The simple equation for profitability is REVENUE – COSTS = PROFITS. Revenue is mainly a function of the price you can charge for a good or service and companies are currently struggling to keep prices high as they seek to increase sales. The other tool they have to boost profits is to control costs, which means squeezing more productivity out of smaller workforces.
Walter Russell Mead argues — and I think most people would agree — that our economy of large, stable companies supporting big workforces for decades has long since undergone a fundamental shift. Mead believes we need to reconsider how we use the word “developed” when referring to large post-industrial nations. The past tense form of the verb is no longer really appropriate.

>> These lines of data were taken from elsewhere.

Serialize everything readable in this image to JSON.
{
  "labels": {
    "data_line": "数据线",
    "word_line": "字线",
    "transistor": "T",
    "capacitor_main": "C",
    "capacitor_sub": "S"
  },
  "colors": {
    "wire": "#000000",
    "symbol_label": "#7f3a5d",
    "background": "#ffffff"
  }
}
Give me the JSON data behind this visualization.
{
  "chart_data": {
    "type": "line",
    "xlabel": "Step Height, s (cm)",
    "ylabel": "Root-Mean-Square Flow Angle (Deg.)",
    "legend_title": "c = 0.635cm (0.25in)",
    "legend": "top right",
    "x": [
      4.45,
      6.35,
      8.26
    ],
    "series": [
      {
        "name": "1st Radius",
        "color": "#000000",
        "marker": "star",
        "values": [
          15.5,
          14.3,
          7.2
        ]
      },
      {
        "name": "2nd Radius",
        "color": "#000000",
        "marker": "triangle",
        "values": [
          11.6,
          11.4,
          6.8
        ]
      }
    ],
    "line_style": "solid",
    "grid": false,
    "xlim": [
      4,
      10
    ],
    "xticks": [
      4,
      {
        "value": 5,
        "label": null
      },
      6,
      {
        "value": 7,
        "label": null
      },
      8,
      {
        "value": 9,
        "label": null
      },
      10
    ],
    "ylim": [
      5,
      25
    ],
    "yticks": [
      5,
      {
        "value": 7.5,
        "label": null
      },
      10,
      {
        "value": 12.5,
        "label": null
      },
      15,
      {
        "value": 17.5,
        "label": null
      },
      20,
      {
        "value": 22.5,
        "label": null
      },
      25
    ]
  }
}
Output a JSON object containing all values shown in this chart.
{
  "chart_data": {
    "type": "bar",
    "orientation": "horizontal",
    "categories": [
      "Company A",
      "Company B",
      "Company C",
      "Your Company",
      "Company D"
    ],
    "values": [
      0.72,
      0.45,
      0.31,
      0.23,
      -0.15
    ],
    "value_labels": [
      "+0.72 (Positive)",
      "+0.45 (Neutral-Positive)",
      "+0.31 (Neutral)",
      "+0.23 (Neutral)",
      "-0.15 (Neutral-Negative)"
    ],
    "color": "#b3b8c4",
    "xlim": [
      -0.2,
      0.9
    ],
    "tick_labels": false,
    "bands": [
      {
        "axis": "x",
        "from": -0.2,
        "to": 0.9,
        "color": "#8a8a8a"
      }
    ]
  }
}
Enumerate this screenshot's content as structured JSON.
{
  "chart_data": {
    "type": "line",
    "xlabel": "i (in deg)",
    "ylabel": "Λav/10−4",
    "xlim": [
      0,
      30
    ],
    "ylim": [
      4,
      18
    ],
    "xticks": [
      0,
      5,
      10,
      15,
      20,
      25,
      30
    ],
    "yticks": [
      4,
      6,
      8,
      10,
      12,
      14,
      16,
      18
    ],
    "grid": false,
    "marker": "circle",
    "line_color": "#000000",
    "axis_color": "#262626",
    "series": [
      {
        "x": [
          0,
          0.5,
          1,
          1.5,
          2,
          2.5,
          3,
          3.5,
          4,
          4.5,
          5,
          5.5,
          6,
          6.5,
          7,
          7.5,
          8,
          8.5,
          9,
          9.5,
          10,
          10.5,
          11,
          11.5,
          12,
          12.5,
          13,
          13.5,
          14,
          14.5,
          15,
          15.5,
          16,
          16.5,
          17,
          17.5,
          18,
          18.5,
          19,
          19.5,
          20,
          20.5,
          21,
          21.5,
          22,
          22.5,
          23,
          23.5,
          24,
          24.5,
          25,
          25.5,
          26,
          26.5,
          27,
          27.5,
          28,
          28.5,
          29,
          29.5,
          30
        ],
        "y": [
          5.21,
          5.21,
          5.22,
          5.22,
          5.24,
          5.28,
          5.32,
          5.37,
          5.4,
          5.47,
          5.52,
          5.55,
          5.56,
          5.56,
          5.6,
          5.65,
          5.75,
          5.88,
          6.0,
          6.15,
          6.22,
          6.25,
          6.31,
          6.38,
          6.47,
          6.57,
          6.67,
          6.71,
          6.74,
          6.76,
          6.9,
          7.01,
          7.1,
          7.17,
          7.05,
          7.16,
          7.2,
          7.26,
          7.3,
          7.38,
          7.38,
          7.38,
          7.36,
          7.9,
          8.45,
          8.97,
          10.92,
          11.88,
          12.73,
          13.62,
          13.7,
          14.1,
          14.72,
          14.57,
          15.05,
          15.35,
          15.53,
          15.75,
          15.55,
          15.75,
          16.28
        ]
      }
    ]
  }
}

Finding a way to avoid a permanent 10% unemployment rate will likely require everyone — from policymakers to investors to average citizens — to change their expectations; their expectations of themselves, of their employers and of the government.
For ourselves, we need to banish any thought that having a job is a right. The extended exploratory adolescence that Brian so nicely skewered will be increasingly deadly.
For employers, we should not whine and complain that they don’t immediately begin hiring as the economy recovers. Many have argued that companies are unfairly sitting on large amounts of liquid capital (aka cash). Employers should be allowed to pay down their debts, save for future uncertainties and invest in innovation (a path many individuals should consider).
For the government, it should do its best to reverse policies that long ago knocked the US off the top of the list for new Initial Public Offerings and attempt to create an environment that supports innovation. Obviously many may disagree about how the government should support innovation, but that should be the subject of a different post.
Adam D’Luzansky lives in Charlottesville, Virginia.